Fig. 2: Results of magnetometry.

a Spectra of the flux qubit with neurons measured at 12.5, 25, 50, 100, and 200 mK. The temperature was adjusted from low to high in the experiment. The in-plane magnetic field was fixed at 10 mT. The color scale indicates the switching probability (see Methods) of the SQUID [20% (blue), 50% (white), and 80% (red)]. The switching probability of 50% (20 and 80%) corresponds to the ground (excited) state of the qubit. The arrows referenced to gray dashed line indicate the reduced magnetization induced shifts from the spectra at 12.5 mK. b Temperature dependence of the magnetization with an in-plane magnetic field of 10 mT. The sample was first heated to 200 mK from base temperature (yellow squares).
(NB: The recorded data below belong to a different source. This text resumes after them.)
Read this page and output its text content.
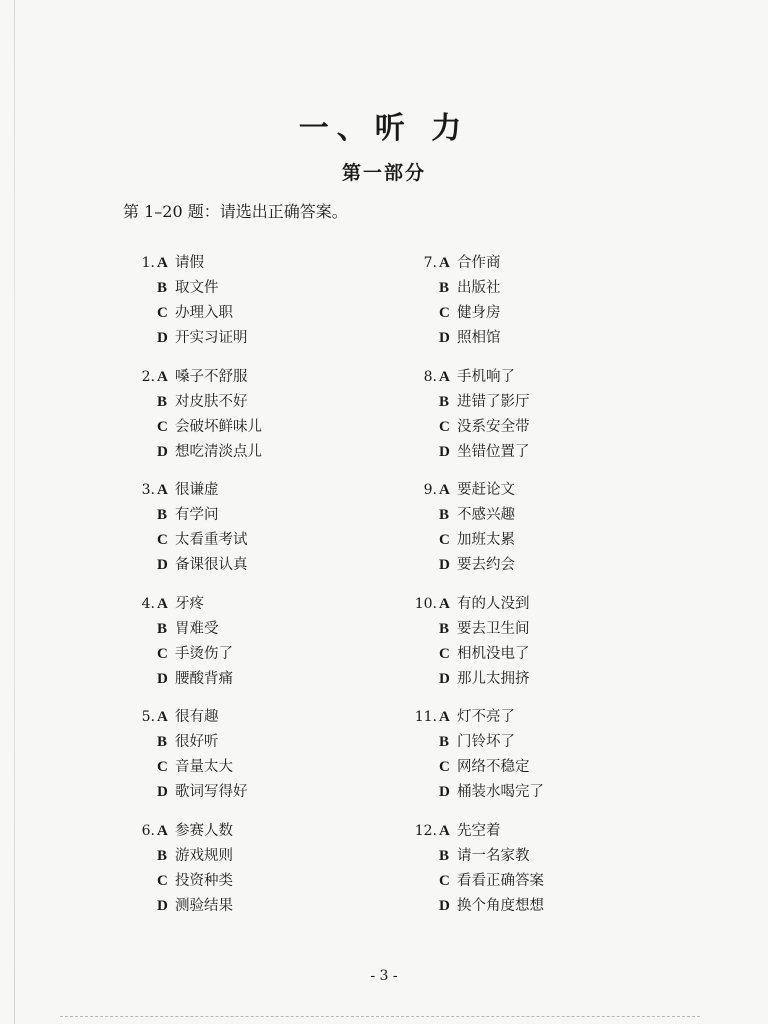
一、听 力
第一部分
第 1–20 题：请选出正确答案。
1. A 请假
B 取文件
C 办理入职
D 开实习证明
2. A 嗓子不舒服
B 对皮肤不好
C 会破坏鲜味儿
D 想吃清淡点儿
3. A 很谦虚
B 有学问
C 太看重考试
D 备课很认真
4. A 牙疼
B 胃难受
C 手烫伤了
D 腰酸背痛
5. A 很有趣
B 很好听
C 音量太大
D 歌词写得好
6. A 参赛人数
B 游戏规则
C 投资种类
D 测验结果
7. A 合作商
B 出版社
C 健身房
D 照相馆
8. A 手机响了
B 进错了影厅
C 没系安全带
D 坐错位置了
9. A 要赶论文
B 不感兴趣
C 加班太累
D 要去约会
10. A 有的人没到
B 要去卫生间
C 相机没电了
D 那儿太拥挤
11. A 灯不亮了
B 门铃坏了
C 网络不稳定
D 桶装水喝完了
12. A 先空着
B 请一名家教
C 看看正确答案
D 换个角度想想
- 3 -
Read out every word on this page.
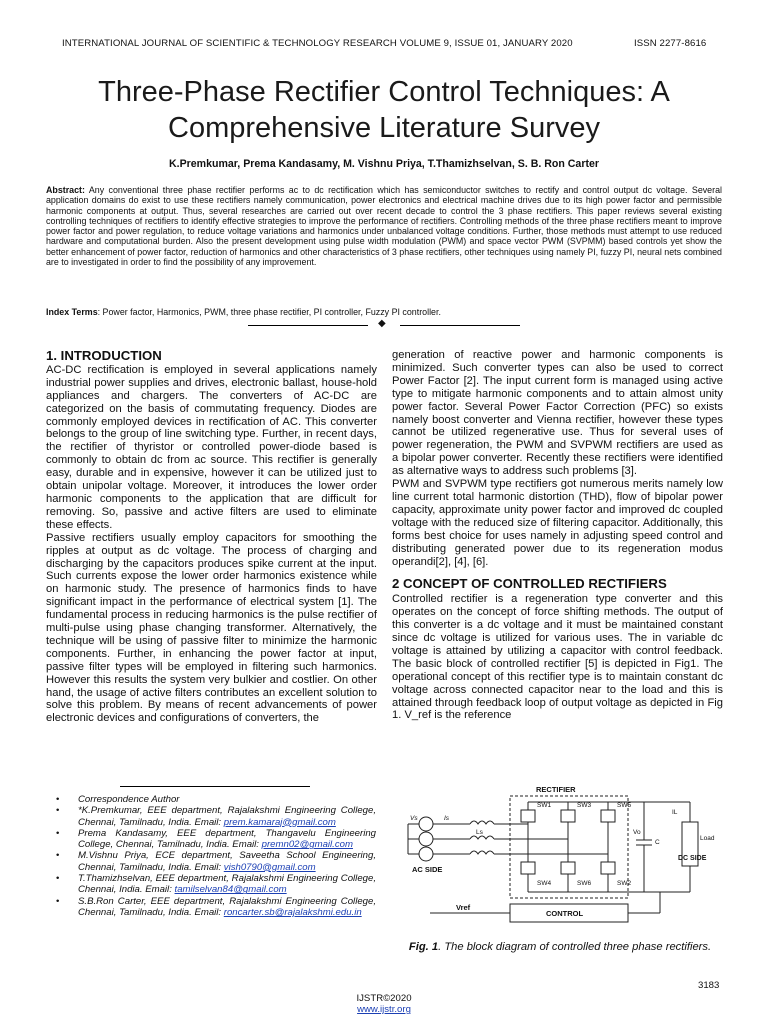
INTERNATIONAL JOURNAL OF SCIENTIFIC & TECHNOLOGY RESEARCH VOLUME 9, ISSUE 01, JANUARY 2020	ISSN 2277-8616
Three-Phase Rectifier Control Techniques: A
Comprehensive Literature Survey
K.Premkumar, Prema Kandasamy, M. Vishnu Priya, T.Thamizhselvan, S. B. Ron Carter
Abstract: Any conventional three phase rectifier performs ac to dc rectification which has semiconductor switches to rectify and control output dc voltage. Several application domains do exist to use these rectifiers namely communication, power electronics and electrical machine drives due to its high power factor and permissible harmonic components at output. Thus, several researches are carried out over recent decade to control the 3 phase rectifiers. This paper reviews several existing controlling techniques of rectifiers to identify effective strategies to improve the performance of rectifiers. Controlling methods of the three phase rectifiers meant to improve power factor and power regulation, to reduce voltage variations and harmonics under unbalanced voltage conditions. Further, those methods must attempt to use reduced hardware and computational burden. Also the present development using pulse width modulation (PWM) and space vector PWM (SVPMM) based controls yet show the better enhancement of power factor, reduction of harmonics and other characteristics of 3 phase rectifiers, other techniques using namely PI, fuzzy PI, neural nets combined are to investigated in order to find the possibility of any improvement.
Index Terms: Power factor, Harmonics, PWM, three phase rectifier, PI controller, Fuzzy PI controller.
◆
1. INTRODUCTION

AC-DC rectification is employed in several applications namely industrial power supplies and drives, electronic ballast, house-hold appliances and chargers. The converters of AC-DC are categorized on the basis of commutating frequency. Diodes are commonly employed devices in rectification of AC. This converter belongs to the group of line switching type. Further, in recent days, the rectifier of thyristor or controlled power-diode based is commonly to obtain dc from ac source. This rectifier is generally easy, durable and in expensive, however it can be utilized just to obtain unipolar voltage. Moreover, it introduces the lower order harmonic components to the application that are difficult for removing. So, passive and active filters are used to eliminate these effects.

Passive rectifiers usually employ capacitors for smoothing the ripples at output as dc voltage. The process of charging and discharging by the capacitors produces spike current at the input. Such currents expose the lower order harmonics existence while on harmonic study. The presence of harmonics finds to have significant impact in the performance of electrical system [1]. The fundamental process in reducing harmonics is the pulse rectifier of multi-pulse using phase changing transformer. Alternatively, the technique will be using of passive filter to minimize the harmonic components. Further, in enhancing the power factor at input, passive filter types will be employed in filtering such harmonics. However this results the system very bulkier and costlier. On other hand, the usage of active filters contributes an excellent solution to solve this problem. By means of recent advancements of power electronic devices and configurations of converters, the

generation of reactive power and harmonic components is minimized. Such converter types can also be used to correct Power Factor [2]. The input current form is managed using active type to mitigate harmonic components and to attain almost unity power factor. Several Power Factor Correction (PFC) so exists namely boost converter and Vienna rectifier, however these types cannot be utilized regenerative use. Thus for several uses of power regeneration, the PWM and SVPWM rectifiers are used as a bipolar power converter. Recently these rectifiers were identified as alternative ways to address such problems [3].

PWM and SVPWM type rectifiers got numerous merits namely low line current total harmonic distortion (THD), flow of bipolar power capacity, approximate unity power factor and improved dc coupled voltage with the reduced size of filtering capacitor. Additionally, this forms best choice for uses namely in adjusting speed control and distributing generated power due to its regeneration modus operandi[2], [4], [6].

2 CONCEPT OF CONTROLLED RECTIFIERS

Controlled rectifier is a regeneration type converter and this operates on the concept of force shifting methods. The output of this converter is a dc voltage and it must be maintained constant since dc voltage is utilized for various uses. The in variable dc voltage is attained by utilizing a capacitor with control feedback. The basic block of controlled rectifier [5] is depicted in Fig1. The operational concept of this rectifier type is to maintain constant dc voltage across connected capacitor near to the load and this is attained through feedback loop of output voltage as depicted in Fig 1. V_ref is the reference

• Correspondence Author
• *K.Premkumar, EEE department, Rajalakshmi Engineering College, Chennai, Tamilnadu, India. Email: prem.kamaraj@gmail.com
• Prema Kandasamy, EEE department, Thangavelu Engineering College, Chennai, Tamilnadu, India. Email: premn02@gmail.com
• M.Vishnu Priya, ECE department, Saveetha School Engineering, Chennai, Tamilnadu, India. Email: vish0790@gmail.com
• T.Thamizhselvan, EEE department, Rajalakshmi Engineering College, Chennai, India. Email: tamilselvan84@gmail.com
• S.B.Ron Carter, EEE department, Rajalakshmi Engineering College, Chennai, Tamilnadu, India. Email: roncarter.sb@rajalakshmi.edu.in
RECTIFIER
Vs	Is
Ls
AC SIDE
SW1	SW3	SW5
SW4	SW6	SW2
Vo
C
IL
Load
DC SIDE
CONTROL
Vref
Fig. 1. The block diagram of controlled three phase rectifiers.
3183
IJSTR©2020
www.ijstr.org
The sample was then cooled from 200 mK to verify the experimental results (purple circles). Magnetization signal of pure parylene-C film is also plotted for comparison (brown triangles). c In-plane magnetic field dependence of the magnetization for different temperatures. d Temperature and in-plane magnetic field dependence of the magnetization as a function of ∣B_∥∣/T. Original dataset is the same as c. The black dashed line is simulated magnetic flux shift. e Calculated energy diagram of electron spins in neurons as a function of magnetic field. Here, h is the Planck’s constant. The direction of the magnetic field was +z for this calculation. f Effective spin temperature as a function of the cold plate temperature. The dashed line is a guide for the eye, which indicates that the spin temperature is equal to the cold plate temperature. Error bars (standard error of curve fitting) in b–d, and f are smaller than the symbols.